The Department of Healthcare Operations at Decision Sciences seeks research that advances our understanding of how healthcare is delivered, managed, and improved. We view operations management and information systems as two central and synergistic levers for addressing the healthcare quadruple aim of improved patient experience, better population health, lower costs, and care-team well-being. Operations management contributes to the design of better processes, resource allocation, coordination, and flow across complex care pathways. Information systems research examines how data, technology, analytics, and AI reshape decision making, workflows, and interactions among clinicians, administrators, patients, and regulators.
We welcome work across the entire healthcare ecosystem, such as patients, providers, payers, manufacturers, and public health, provided the operational or information-system mechanism is central and the contribution advances decision making in healthcare settings. We are particularly interested in work that designs and evaluates healthcare technologies, systems, processes, interventions, and innovations using valid and meaningful outcome metrics. These outcomes may include improvements in clinical quality, patient safety, access to care, efficiency, cost containment, provider productivity, administrative performance, and/or patient experience. Strong submissions clearly articulate why the outcomes studied matter, how they are measured, how they link operational or information system design choices to observable improvements in care delivery, and how they could be implemented in current workflows to achieve meaningful results.
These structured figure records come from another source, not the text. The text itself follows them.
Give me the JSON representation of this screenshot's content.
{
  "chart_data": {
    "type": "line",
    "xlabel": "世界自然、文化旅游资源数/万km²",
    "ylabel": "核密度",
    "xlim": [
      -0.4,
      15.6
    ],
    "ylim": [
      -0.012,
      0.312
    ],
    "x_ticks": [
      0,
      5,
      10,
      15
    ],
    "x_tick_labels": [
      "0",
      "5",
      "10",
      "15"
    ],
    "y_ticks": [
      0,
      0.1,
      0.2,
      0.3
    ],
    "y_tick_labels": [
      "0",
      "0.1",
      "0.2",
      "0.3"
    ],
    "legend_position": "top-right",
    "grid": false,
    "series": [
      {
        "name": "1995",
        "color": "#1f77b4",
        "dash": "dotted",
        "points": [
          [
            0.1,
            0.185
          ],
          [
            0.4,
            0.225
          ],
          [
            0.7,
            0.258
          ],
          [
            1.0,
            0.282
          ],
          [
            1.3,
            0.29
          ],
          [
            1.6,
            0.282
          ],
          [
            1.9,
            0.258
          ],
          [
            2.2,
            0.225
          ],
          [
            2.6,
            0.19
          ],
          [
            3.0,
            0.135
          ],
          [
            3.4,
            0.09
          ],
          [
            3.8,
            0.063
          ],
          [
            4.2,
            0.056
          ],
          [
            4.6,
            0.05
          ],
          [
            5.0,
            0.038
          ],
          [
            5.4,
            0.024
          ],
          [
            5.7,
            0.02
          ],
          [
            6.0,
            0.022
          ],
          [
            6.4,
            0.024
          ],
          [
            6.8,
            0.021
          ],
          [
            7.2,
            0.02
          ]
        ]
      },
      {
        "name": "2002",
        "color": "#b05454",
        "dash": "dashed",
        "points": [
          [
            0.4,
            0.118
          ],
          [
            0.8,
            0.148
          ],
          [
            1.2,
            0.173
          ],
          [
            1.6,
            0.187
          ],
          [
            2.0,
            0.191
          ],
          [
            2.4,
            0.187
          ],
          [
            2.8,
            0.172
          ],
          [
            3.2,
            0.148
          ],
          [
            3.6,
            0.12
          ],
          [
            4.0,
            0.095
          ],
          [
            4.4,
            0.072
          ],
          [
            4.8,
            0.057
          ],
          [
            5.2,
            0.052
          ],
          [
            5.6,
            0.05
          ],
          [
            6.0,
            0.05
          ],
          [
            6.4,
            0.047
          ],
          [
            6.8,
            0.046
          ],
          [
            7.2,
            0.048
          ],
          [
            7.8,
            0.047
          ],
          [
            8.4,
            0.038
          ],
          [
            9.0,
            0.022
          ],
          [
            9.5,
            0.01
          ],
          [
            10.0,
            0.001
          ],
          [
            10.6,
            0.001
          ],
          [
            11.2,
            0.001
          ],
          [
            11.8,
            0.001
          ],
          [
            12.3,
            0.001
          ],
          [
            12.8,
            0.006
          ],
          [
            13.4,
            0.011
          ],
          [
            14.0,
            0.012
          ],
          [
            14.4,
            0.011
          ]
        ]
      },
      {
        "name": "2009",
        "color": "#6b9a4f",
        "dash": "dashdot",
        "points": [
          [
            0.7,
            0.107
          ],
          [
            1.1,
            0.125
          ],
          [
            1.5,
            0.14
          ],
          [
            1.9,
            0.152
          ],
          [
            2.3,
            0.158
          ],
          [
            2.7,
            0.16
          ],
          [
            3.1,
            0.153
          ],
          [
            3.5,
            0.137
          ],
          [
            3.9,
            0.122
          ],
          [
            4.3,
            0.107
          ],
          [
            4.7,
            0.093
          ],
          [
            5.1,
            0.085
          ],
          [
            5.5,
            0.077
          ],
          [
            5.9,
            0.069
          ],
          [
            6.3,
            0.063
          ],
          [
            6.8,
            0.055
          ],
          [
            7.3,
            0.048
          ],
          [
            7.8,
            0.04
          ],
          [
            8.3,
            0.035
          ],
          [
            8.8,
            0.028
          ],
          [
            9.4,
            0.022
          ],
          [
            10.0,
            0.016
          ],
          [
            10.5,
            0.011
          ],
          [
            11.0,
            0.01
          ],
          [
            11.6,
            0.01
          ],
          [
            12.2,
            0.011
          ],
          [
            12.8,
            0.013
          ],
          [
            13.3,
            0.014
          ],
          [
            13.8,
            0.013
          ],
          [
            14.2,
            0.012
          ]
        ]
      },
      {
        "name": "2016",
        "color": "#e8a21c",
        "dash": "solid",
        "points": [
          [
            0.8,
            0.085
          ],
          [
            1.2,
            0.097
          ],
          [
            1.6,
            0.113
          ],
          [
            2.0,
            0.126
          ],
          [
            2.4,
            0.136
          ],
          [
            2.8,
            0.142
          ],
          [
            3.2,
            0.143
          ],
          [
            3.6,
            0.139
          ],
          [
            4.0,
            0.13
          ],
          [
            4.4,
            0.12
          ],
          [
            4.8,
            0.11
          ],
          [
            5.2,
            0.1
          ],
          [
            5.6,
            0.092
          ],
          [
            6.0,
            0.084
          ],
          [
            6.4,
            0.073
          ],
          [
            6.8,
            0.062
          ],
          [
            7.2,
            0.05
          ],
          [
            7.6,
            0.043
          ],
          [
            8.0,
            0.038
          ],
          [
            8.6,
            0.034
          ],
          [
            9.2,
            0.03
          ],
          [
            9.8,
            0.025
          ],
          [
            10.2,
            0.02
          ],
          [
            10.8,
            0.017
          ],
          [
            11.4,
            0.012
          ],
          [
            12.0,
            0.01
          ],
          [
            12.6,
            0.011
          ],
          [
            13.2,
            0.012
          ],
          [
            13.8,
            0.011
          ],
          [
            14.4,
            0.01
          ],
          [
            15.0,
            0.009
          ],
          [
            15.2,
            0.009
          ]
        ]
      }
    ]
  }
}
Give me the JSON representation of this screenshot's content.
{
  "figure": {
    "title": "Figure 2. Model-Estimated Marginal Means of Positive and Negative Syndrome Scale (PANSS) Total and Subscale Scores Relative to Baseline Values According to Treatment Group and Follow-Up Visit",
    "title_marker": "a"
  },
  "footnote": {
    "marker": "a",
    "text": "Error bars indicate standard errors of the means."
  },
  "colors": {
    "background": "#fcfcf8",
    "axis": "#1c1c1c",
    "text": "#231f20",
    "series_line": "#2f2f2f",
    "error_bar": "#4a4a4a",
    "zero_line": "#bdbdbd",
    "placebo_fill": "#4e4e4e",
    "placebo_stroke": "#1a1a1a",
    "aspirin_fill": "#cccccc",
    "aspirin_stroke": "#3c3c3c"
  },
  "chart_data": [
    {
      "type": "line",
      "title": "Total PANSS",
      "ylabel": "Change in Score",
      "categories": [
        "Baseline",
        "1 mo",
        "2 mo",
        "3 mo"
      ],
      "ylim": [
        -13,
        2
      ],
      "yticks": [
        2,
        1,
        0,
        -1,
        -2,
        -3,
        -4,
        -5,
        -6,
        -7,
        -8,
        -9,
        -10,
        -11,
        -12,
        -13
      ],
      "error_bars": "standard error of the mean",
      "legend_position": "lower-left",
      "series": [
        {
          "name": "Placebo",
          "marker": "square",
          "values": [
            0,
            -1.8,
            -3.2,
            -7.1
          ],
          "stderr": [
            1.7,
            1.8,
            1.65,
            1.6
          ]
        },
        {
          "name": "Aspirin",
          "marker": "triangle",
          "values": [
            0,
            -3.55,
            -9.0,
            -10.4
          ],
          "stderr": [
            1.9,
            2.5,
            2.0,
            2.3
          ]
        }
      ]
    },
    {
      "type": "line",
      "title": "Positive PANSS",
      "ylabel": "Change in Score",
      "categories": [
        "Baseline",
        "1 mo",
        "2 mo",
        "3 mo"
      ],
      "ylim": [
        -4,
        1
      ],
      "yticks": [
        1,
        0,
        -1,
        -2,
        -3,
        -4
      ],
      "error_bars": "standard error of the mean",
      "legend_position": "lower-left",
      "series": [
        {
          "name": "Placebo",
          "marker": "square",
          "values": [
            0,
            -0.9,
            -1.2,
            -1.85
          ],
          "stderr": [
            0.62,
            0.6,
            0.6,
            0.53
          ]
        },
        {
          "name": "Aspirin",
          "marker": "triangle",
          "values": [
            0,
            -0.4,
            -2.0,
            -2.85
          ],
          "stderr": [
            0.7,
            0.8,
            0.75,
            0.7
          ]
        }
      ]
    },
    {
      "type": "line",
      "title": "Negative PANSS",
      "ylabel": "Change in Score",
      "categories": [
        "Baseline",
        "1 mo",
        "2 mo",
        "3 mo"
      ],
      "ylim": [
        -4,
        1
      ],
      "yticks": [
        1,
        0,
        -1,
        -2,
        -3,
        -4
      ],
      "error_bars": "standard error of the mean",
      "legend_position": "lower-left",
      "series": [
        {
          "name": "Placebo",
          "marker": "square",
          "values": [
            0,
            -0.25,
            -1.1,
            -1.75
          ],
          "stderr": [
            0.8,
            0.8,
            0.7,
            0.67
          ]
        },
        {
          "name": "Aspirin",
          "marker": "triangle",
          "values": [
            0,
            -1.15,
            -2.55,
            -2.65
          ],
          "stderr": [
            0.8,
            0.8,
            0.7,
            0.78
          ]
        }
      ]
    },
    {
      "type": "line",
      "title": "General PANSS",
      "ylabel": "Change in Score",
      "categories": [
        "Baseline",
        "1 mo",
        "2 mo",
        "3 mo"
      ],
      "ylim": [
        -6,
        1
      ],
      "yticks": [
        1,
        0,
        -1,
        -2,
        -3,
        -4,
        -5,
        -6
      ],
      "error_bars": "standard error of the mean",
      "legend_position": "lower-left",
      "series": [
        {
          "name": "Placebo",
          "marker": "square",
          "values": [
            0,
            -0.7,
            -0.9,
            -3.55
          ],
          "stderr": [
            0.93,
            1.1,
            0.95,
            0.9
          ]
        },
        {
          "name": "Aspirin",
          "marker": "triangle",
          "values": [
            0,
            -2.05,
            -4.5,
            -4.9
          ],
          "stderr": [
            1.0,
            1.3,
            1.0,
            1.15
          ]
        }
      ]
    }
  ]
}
The department places a high value on research that integrates theory with empirical evidence. Theoretical models should clarify mechanisms, generate testable predictions, and sharpen the understanding of trade-offs in healthcare decision making. Empirical analyses should be methodologically rigorous, grounded in real-world problems and data, and designed to speak directly to theoretical insights. We welcome a broad range of empirical approaches, including causal inference, structural modeling, field experiments, design science, and mixed-methods research.
Impact is a central criterion for publication. We seek research that provides actionable insight into how healthcare systems, technologies, and policies can be designed and managed to improve outcomes. We place particular value on work that moves beyond description to generate prescriptive guidance. Such work should clarify under what conditions specific design and decision choices are effective and with what expected consequences.
Our goal is to publish research that is analytically rigorous, empirically credible, grounded in real-world challenges, and practically consequential. Such research improves healthcare not only as an economic system, but as a fundamental part of everyday life.